Published: Jan. 25, 2002

Dennis Stanford, chair of the anthropology department at the Smithsonian Institution, will speak on his controversial suggestion that the "Solutrean Culture" from Europe may well have been among the original colonizers of the Americas.

Sponsored by the CU-Boulder anthropology department and funded by a department alumnus, the Ninth Annual Distinguished Archaeology Lecture will be held at 7 p.m. on Saturday, Jan. 31, in room 270 of the Hale Science building. The free public event will be followed by a question-and-answer session with the audience.
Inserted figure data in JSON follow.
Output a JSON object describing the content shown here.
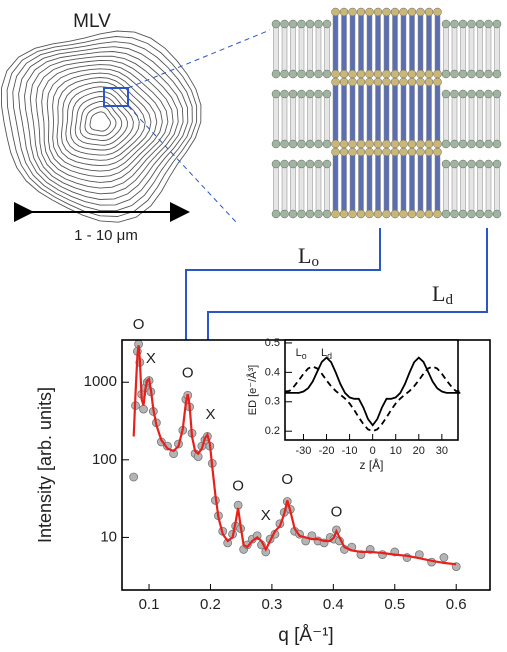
{
  "diagram": {
    "mlv_label": "MLV",
    "size_label": "1 - 10 μm",
    "lo_label": {
      "text": "L",
      "sub": "o"
    },
    "ld_label": {
      "text": "L",
      "sub": "d"
    }
  },
  "chart_data": [
    {
      "type": "scatter",
      "xlabel": "q [Å⁻¹]",
      "ylabel": "Intensity [arb. units]",
      "x": [
        0.075,
        0.078,
        0.081,
        0.083,
        0.085,
        0.088,
        0.091,
        0.094,
        0.097,
        0.1,
        0.103,
        0.107,
        0.112,
        0.12,
        0.13,
        0.14,
        0.148,
        0.155,
        0.16,
        0.163,
        0.166,
        0.17,
        0.175,
        0.18,
        0.186,
        0.191,
        0.195,
        0.199,
        0.203,
        0.208,
        0.213,
        0.22,
        0.228,
        0.236,
        0.241,
        0.245,
        0.249,
        0.254,
        0.26,
        0.268,
        0.276,
        0.283,
        0.29,
        0.297,
        0.305,
        0.313,
        0.32,
        0.325,
        0.33,
        0.337,
        0.345,
        0.355,
        0.365,
        0.375,
        0.385,
        0.395,
        0.401,
        0.405,
        0.41,
        0.418,
        0.43,
        0.445,
        0.46,
        0.48,
        0.5,
        0.52,
        0.54,
        0.56,
        0.58,
        0.6
      ],
      "series": [
        {
          "style": "marker",
          "color": "#b4b4b4",
          "values": [
            60,
            500,
            2500,
            3100,
            1800,
            700,
            450,
            850,
            1000,
            1050,
            750,
            420,
            300,
            170,
            150,
            120,
            160,
            240,
            600,
            680,
            480,
            220,
            120,
            110,
            150,
            180,
            200,
            150,
            90,
            30,
            19,
            12,
            8.5,
            11,
            14,
            26,
            13,
            7,
            8,
            9.5,
            10.5,
            8,
            6.5,
            9.5,
            11,
            15,
            21,
            29,
            23,
            12,
            11,
            9,
            10.5,
            9,
            8.5,
            10,
            9.5,
            12.5,
            9,
            7,
            7.5,
            6,
            7,
            6,
            6.5,
            5.5,
            6,
            4.8,
            5.5,
            4.2
          ]
        },
        {
          "style": "line",
          "color": "#e8201c",
          "values": [
            200,
            700,
            2200,
            3000,
            2000,
            600,
            500,
            800,
            1050,
            1100,
            800,
            450,
            280,
            180,
            140,
            130,
            150,
            250,
            550,
            700,
            500,
            200,
            130,
            120,
            140,
            190,
            210,
            160,
            80,
            35,
            18,
            11,
            9,
            10,
            16,
            24,
            14,
            8,
            7.5,
            9,
            10,
            9,
            7,
            9,
            12,
            14,
            20,
            30,
            22,
            13,
            10.5,
            10,
            9.5,
            9.5,
            9,
            9,
            10,
            12,
            10,
            7.5,
            6.8,
            6.5,
            6.5,
            6.3,
            6,
            5.8,
            5.4,
            5,
            4.7,
            4.5
          ]
        }
      ],
      "annotations": [
        {
          "text": "O",
          "x": 0.083,
          "y": 5500
        },
        {
          "text": "X",
          "x": 0.103,
          "y": 2000
        },
        {
          "text": "O",
          "x": 0.163,
          "y": 1300
        },
        {
          "text": "X",
          "x": 0.2,
          "y": 380
        },
        {
          "text": "O",
          "x": 0.245,
          "y": 45
        },
        {
          "text": "X",
          "x": 0.29,
          "y": 19
        },
        {
          "text": "O",
          "x": 0.325,
          "y": 55
        },
        {
          "text": "O",
          "x": 0.405,
          "y": 21
        }
      ],
      "xlim": [
        0.056,
        0.655
      ],
      "xticks": [
        0.1,
        0.2,
        0.3,
        0.4,
        0.5,
        0.6
      ],
      "ylim": [
        2.1,
        3500
      ],
      "yticks": [
        10,
        100,
        1000
      ],
      "log_y": true
    },
    {
      "type": "line",
      "xlabel": "z [Å]",
      "ylabel": "ED [e⁻/Å³]",
      "x": [
        -38,
        -36,
        -34,
        -32,
        -30,
        -28,
        -26,
        -24,
        -22,
        -20,
        -18,
        -16,
        -14,
        -12,
        -10,
        -8,
        -6,
        -4,
        -2,
        0,
        2,
        4,
        6,
        8,
        10,
        12,
        14,
        16,
        18,
        20,
        22,
        24,
        26,
        28,
        30,
        32,
        34,
        36,
        38
      ],
      "series": [
        {
          "color": "#000000",
          "dash": false,
          "values": [
            0.33,
            0.33,
            0.33,
            0.33,
            0.335,
            0.346,
            0.369,
            0.403,
            0.436,
            0.45,
            0.435,
            0.4,
            0.36,
            0.33,
            0.315,
            0.31,
            0.31,
            0.28,
            0.241,
            0.22,
            0.241,
            0.28,
            0.31,
            0.31,
            0.315,
            0.33,
            0.36,
            0.4,
            0.435,
            0.45,
            0.436,
            0.403,
            0.369,
            0.346,
            0.335,
            0.33,
            0.33,
            0.33,
            0.33
          ]
        },
        {
          "color": "#000000",
          "dash": true,
          "values": [
            0.335,
            0.337,
            0.353,
            0.373,
            0.395,
            0.413,
            0.42,
            0.413,
            0.395,
            0.373,
            0.353,
            0.337,
            0.324,
            0.311,
            0.294,
            0.272,
            0.247,
            0.224,
            0.206,
            0.2,
            0.206,
            0.224,
            0.247,
            0.272,
            0.294,
            0.311,
            0.324,
            0.337,
            0.353,
            0.373,
            0.395,
            0.413,
            0.42,
            0.413,
            0.395,
            0.373,
            0.353,
            0.337,
            0.335
          ]
        }
      ],
      "annotations": [
        {
          "text": "L",
          "sub": "o",
          "x": -31,
          "y": 0.465
        },
        {
          "text": "L",
          "sub": "d",
          "x": -20,
          "y": 0.465
        }
      ],
      "xlim": [
        -38,
        37
      ],
      "xticks": [
        -30,
        -20,
        -10,
        0,
        10,
        20,
        30
      ],
      "ylim": [
        0.17,
        0.51
      ],
      "yticks": [
        0.2,
        0.3,
        0.4,
        0.5
      ]
    }
  ]
}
Most paleo-archaeologists have long believed the first Americans came from the Siberian region of Asia across the Bering Strait some 12,000 years ago. But Stanford and several colleagues believe they may have evidence that Clovis technology, more common in southeast U.S. prehistory, may have had its roots in upper Europe between 22,500 and 16,000 years ago.

Solutrean is taken from the French village Solutre, where Paleolithic artifacts have been found.

The late Paleolithic stone technology of Siberia was based on "microblades" inset into bone and antler ivory -- a "totally different conception than the Clovis fluted biface projectile points," Stanford wrote. In addition, few radiocarbon-dated tools from the Bering Strait region are much older than 11,000 years old, according to Stanford.

"Professor Stanford is just one in a string of world-class archaeologists we bring in for these annual lectures," said CU-Boulder anthropology Professor Payson Sheets. "This is one of the most interesting and controversial topics in American archaeology."

Stanford points out that ancient mariners arrived on the shores of Australia between 60,000 and 50,000 years ago across the Timor Trough, being out of sight of land for up to 50 miles. He said some archaeologists, including CU-Boulder archaeologist James Dixon, have been researching ancient maritime navigation down the north Pacific in Alaska and Canada.

The tools at Meadowcroft Rock Shelter in Pennsylvania dating to about 14,000 years ago and Cactus Hill in Virginia dating to some 16,000 years ago both contain bifacial projectile points and blades, according to Stanford. The bifacial technology of the tools clearly is similar to Solutrean and Clovis, he said.

"The peopling of the Americas is a complicated issue, and there is no single answer," Stanford said. But he notes the final results of the controversy will rest in paleobiology, the analysis of human remains, and interdisciplinary research.